Eventually he’d crashed a party of Victor’s, intent on stealing back his son from the man who’d taken him—but when he’d approached the boy, the child had run from him in fear. Straight to Victor.

‘This is the reason, Cristiano,’Anna had flung at him, as she’d tried to calm the hysterical child in Victor’s arms.‘This is the reason I left you. You’re dangerous and you only end up scaring people. Why can’t you leave us alone?’

Well, she’d got her wish in the end. After that—after seeing the fear in his son’s green eyes—he’d left the party. Left Spain, vowing never to return.

For his own sanity he’d excised all knowledge of his son from his heart, scoured all thoughts of revenge from his soul. He had found other ways to kill the pain lodged inside him like a jagged shard of broken glass. Pleasure and lots of it had been the key, and soon enough the edges of that piece of glass had dulled, making him look back over the years and marvel at how it had ever been sharp enough to hurt.

But it was hurting now. Because of her.

He came to the bookshelves and turned around, pacing back to the desk once more.
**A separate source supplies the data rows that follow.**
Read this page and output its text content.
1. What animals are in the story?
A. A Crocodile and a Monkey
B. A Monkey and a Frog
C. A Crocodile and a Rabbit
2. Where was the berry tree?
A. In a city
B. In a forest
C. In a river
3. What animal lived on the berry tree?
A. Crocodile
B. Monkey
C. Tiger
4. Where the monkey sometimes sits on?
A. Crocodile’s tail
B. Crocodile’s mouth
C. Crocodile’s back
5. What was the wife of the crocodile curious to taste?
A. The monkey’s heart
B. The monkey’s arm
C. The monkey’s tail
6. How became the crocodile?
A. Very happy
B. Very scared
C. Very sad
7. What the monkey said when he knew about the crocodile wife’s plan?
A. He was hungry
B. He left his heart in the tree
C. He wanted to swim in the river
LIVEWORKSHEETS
If he’d had any sense he’d have got rid of her the moment that sense of nagging familiarity had hit him, but he hadn’t, and now she was here. In his house. And he was certain it was her.

A member of his staff had managed to track down the man who’d told Victor that Leonie and Hélène de Riero had died in a fire, and the man—once some money had been waved in his face—had admitted he’d lied. That Hélène de Riero had paid him to report her and her daughter’s death to her ex-husband for reasons unknown.

Of course Cristiano would need DNA confirmation, which he’d get easily enough, but he was sure already. No other woman he’d ever met had had hair that colour or those jewel-bright violet eyes.

He had Victor de Riero’s daughter in his grasp.

Tension gathered inside him and a vicious anticipation twisted through it, the rage he’d never been able to conquer entirely burning in his heart. Whether it was fate that had brought her to his door, or merely simple chance, it didn’t matter.